Flower girls: Christian Dior's ready-to-wear Spring/Summer 2014 collection in Paris / Christophe Ena/AP

Alien vines wrap wrists and shoes sprout roots in Paris Fashion Week’s biggest show thus far

Maybe it’s something in the word “spring” that sets designers off down the garden path, with its insinuations of new life, fresh growth, and flowers. Lots of flowers.

Couple that with the heritage of the house of Dior – whose “New Look” was actually named “Corolle” because the spreading skirts resembled a corolla of unfurling petals – and Raf Simons’s foliage-bedecked show is somewhat inevitable. Christian Dior wanted to design for flower women. That’s what Simons paid homage to yesterday, in the biggest show thus far of Paris Fashion Week spring/summer 2014.

Simons pontificated somewhat in the hefty pamphlet of notes weighing down each seat, cleaving the collection into three – Traveler, Transformer and Transporter. That was a bit confusing. Really, what Simons’ collections at Dior are really about is translation, the translation of Dior’s mid-century couture into the 21st century.

He did an admirable job. Although the opening looks, plissé culottes splashed with prints, cinched by neat little jackets, failed to ignite the imagination, you got excited when Simons allowed his imagination to blossom.

This show was difficult, tricksy, outfits combining clashing textures and prints. Garments wrestled with each other across the models’ bodies, floral embroideries, silk cloqué and accordion pleats jumbled together like an overgrown herbaceous border.

Shoes sprouted roots that wrapped the ankle, beaded jewellery oozed live vines around wrists and necks. There was something poisonous and alien about them, a new mutation of Dior’s flower-women.

They reminded you not of roses or tulips, but of carnivorous rainforest plants, Venus flytraps, especially when translucent puffball skirts seemed to half-consume the models. Ferns fatales? Perhaps.

The darkness was intriguing. It was frightening. It felt new – which is a mark of really good fashion.

There was also plenty to inspire women to part with cold hard cash, like those strapped stilettos, an intriguing half-dozen twisty-turny shirt-dresses, or evening gowns scrolled with glistening floral embroidery.
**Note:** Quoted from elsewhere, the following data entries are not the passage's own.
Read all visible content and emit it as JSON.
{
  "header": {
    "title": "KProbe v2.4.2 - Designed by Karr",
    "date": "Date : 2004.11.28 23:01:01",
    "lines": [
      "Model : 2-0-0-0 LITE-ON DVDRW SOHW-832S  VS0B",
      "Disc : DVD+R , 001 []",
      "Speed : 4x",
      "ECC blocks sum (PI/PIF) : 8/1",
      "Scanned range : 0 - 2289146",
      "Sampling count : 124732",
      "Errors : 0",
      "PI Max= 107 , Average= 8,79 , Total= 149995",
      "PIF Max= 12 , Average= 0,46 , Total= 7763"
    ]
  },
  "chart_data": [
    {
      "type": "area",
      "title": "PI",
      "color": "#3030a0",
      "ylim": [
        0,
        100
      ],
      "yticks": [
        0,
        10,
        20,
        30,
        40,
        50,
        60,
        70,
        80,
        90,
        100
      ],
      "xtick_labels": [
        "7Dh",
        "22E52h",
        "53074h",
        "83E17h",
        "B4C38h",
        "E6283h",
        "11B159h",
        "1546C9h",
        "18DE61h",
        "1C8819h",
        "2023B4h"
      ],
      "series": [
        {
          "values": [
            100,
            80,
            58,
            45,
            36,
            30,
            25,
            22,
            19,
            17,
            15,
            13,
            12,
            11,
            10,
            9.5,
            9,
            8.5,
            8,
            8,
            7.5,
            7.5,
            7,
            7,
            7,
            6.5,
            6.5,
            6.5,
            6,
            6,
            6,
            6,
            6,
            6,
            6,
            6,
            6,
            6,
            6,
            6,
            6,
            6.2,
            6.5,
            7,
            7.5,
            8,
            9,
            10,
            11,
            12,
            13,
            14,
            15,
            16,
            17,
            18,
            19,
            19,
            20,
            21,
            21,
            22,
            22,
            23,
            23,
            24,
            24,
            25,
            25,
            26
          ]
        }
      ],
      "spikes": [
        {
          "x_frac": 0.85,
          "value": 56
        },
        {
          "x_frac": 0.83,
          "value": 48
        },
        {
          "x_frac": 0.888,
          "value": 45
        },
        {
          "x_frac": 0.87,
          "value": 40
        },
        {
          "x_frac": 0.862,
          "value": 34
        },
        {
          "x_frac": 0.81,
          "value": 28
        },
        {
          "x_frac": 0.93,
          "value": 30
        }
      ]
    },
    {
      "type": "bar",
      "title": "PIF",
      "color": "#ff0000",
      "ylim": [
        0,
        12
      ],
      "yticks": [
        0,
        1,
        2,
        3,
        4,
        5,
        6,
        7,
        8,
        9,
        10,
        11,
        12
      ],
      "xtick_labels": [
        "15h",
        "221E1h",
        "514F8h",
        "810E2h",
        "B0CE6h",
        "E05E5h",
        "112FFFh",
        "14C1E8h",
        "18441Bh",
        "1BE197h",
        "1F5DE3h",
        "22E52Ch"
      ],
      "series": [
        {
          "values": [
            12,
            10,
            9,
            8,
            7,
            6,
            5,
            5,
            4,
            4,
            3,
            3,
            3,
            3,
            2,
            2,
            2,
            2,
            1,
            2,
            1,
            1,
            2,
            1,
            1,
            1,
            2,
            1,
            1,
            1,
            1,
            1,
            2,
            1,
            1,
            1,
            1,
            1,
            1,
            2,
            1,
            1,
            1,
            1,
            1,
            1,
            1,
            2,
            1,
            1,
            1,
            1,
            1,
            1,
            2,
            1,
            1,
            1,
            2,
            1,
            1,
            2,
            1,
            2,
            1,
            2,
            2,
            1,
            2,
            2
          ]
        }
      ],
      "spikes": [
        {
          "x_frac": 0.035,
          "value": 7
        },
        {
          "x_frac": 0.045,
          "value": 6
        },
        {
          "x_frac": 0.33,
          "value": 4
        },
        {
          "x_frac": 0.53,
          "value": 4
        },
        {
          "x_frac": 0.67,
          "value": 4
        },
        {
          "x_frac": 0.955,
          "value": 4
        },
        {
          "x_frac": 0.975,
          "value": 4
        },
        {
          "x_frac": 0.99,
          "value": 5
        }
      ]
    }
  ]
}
On some, you could discern a double-helix design, like a chromosome, cross-hatched in bugle-beads – a visual pun on that hackneyed press-release cliché of “House DNA”. That’s a neat detail for the press, and to satisfy Simons’ intellectual urges, but won’t spoil his client’s enjoyment of a beautiful dress.

There were a few moments of pure visual pleasure, like when Simons elongated the classic wool Dior jackets and gored open the back to insert floral silks, giving a bounce of movement. He did that for his own menswear line a year ago, but they looked fresh for her too.

In fact, that was the story of this collection. If, in the past, Simons has been weighted down by the romance and femininity of Dior’s heritage, this collection marked a true cross-pollination of his rigid modernist aesthetic with Dior. It wasn’t always a comfortable marriage, but it made compelling viewing.

A sequence of silver outfits sent out at the finale, referencing his 18 months at the house, felt like a full stop: “Here’s what I’ve done – now we’re on to the next chapter.”

As a statement from a major-league designer, that felt transgressive. And very exciting.